É importante perquirir qual a Ética, se é que ela existe, que está por detrás dos argumentos. Ou ainda: será mesmo possível construir um arcabouço ético aplicável à natureza e aos outros organismos vivos, que não o homem?
Se partirmos de uma visão antropocêntrica a resposta provavelmente será: "Não! Não se pode falar de Ética para a biodiversidade!" Essa provavelmente seria a resposta de Immanuel Kant, que construiu uma Ética racional, que reconciliava empirismo e idealismo, dogmatismo e ceticismo, mas que sempre teve como únicos partícipes o ser humano. Seus escritos constituem a base do Direito moderno e por isso, ainda hoje, são o fundamento ético que profissionais do Direito tentam trazer para a Bioética.

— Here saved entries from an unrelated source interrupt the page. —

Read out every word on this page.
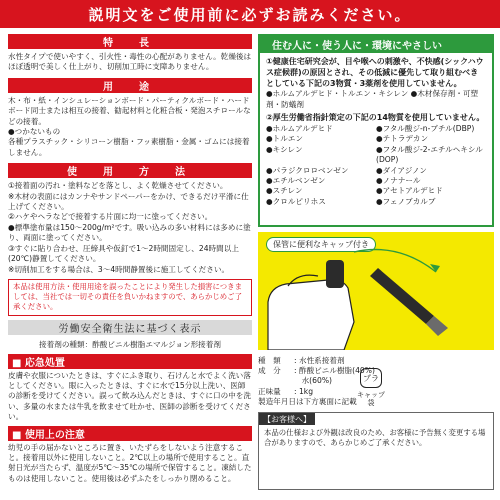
説明文をご使用前に必ずお読みください。
特　長
水性タイプで使いやすく、引火性・毒性の心配がありません。乾燥後はほぼ透明で美しく仕上がり、切削加工時に支障ありません。
用　途
木・布・紙・インシュレーションボード・パーティクルボード・ハードボード同士または相互の接着、勧起材料と化粧合板・発泡スチロールなどの接着。
●つかないもの
各種プラスチック・シリコーン樹脂・フッ素樹脂・金属・ゴムには接着しません。
使　用　方　法
①接着面の汚れ・塗料などを落とし、よく乾燥させてください。
※木材の表面にはカンナやサンドペーパーをかけ、できるだけ平滑に仕上げてください。
②ハケやヘラなどで接着する片面に均一に塗ってください。
●標準塗布量は150〜200g/m²です。吸い込みの多い材料には多めに塗り、両面に塗ってください。
③すぐに貼り合わせ、圧締具や仮釘で1〜2時間固定し、24時間以上(20℃)静置してください。
※切削加工をする場合は、3〜4時間静置後に施工してください。
本品は使用方法・使用用途を誤ったことにより発生した損害につきましては、当社では一切その責任を負いかねますので、あらかじめご了承ください。
労働安全衛生法に基づく表示
接着剤の種類：酢酸ビニル樹脂エマルジョン形接着剤
■ 応急処置
皮膚や衣服についたときは、すぐにふき取り、石けんと水でよく洗い落としてください。眼に入ったときは、すぐに水で15分以上洗い、医師の診断を受けてください。誤って飲み込んだときは、すぐに口の中を洗い、多量の水または牛乳を飲ませて吐かせ、医師の診断を受けてください。
■ 使用上の注意
幼児の手の届かないところに置き、いたずらをしないよう注意すること。接着用以外に使用しないこと。2℃以上の場所で使用すること。直射日光が当たらず、温度が5℃〜35℃の場所で保管すること。凍結したものは使用しないこと。使用後は必ずふたをしっかり閉めること。
住む人に・使う人に・環境にやさしい
①健康住宅研究会が、目や喉への刺激や、不快感(シックハウス症候群)の原因とされ、その低減に優先して取り組むべきとしている下記の3物質・3薬剤を使用していません。
●ホルムアルデヒド・トルエン・キシレン ●木材保存剤・可塑剤・防蟻剤
②厚生労働省指針策定の下記の14物質を使用していません。
●ホルムアルデヒド	●フタル酸ジ-n-ブチル(DBP)
●トルエン	●テトラデカン
●キシレン	●フタル酸ジ-2-エチルヘキシル(DOP)
●パラジクロロベンゼン	●ダイアジノン
●エチルベンゼン	●ノナナール
●スチレン	●アセトアルデヒド
●クロルピリホス	●フェノブカルブ
保管に便利なキャップ付き
種　類	: 水性系接着剤
成　分	: 酢酸ビニル樹脂(40%)
　水(60%)
正味量	: 1kg
製造年月日は下方裏面に記載
プラ
キャップ 袋
【お客様へ】
本品の仕様および外観は改良のため、お客様に予告無く変更する場合がありますので、あらかじめご了承ください。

E, embora o meio ambiente brasileiro ocupe uma importante função no equilíbrio planetário, ainda são poucos os trabalhos de Bioética Ambiental.
Tem-se, pois, duas situações-problema a se enfrentar: 1) Nem sempre quando se diz tratar de Bioética, há realmente um substrato ético; 2) Muitos que exprimem tal substrato, o fazem pautados na Ética clássica, o que é um contrassenso. A Filosofia kantiana, por exemplo, não parece ser adequada para fundamentar argumentos bioéticos que pretendem transcender uma Ética para os homens, chegando na "Ética animal" ou Ética para a natureza.
Em síntese: é possível uma Ética para o meio ambiente?
Embora nos últimos anos a Bioética Médica tenha ocupado o centro de muitas discussões, o nascedouro da Bioética é mais abrangente e confunde-se com a Bioética Ambiental.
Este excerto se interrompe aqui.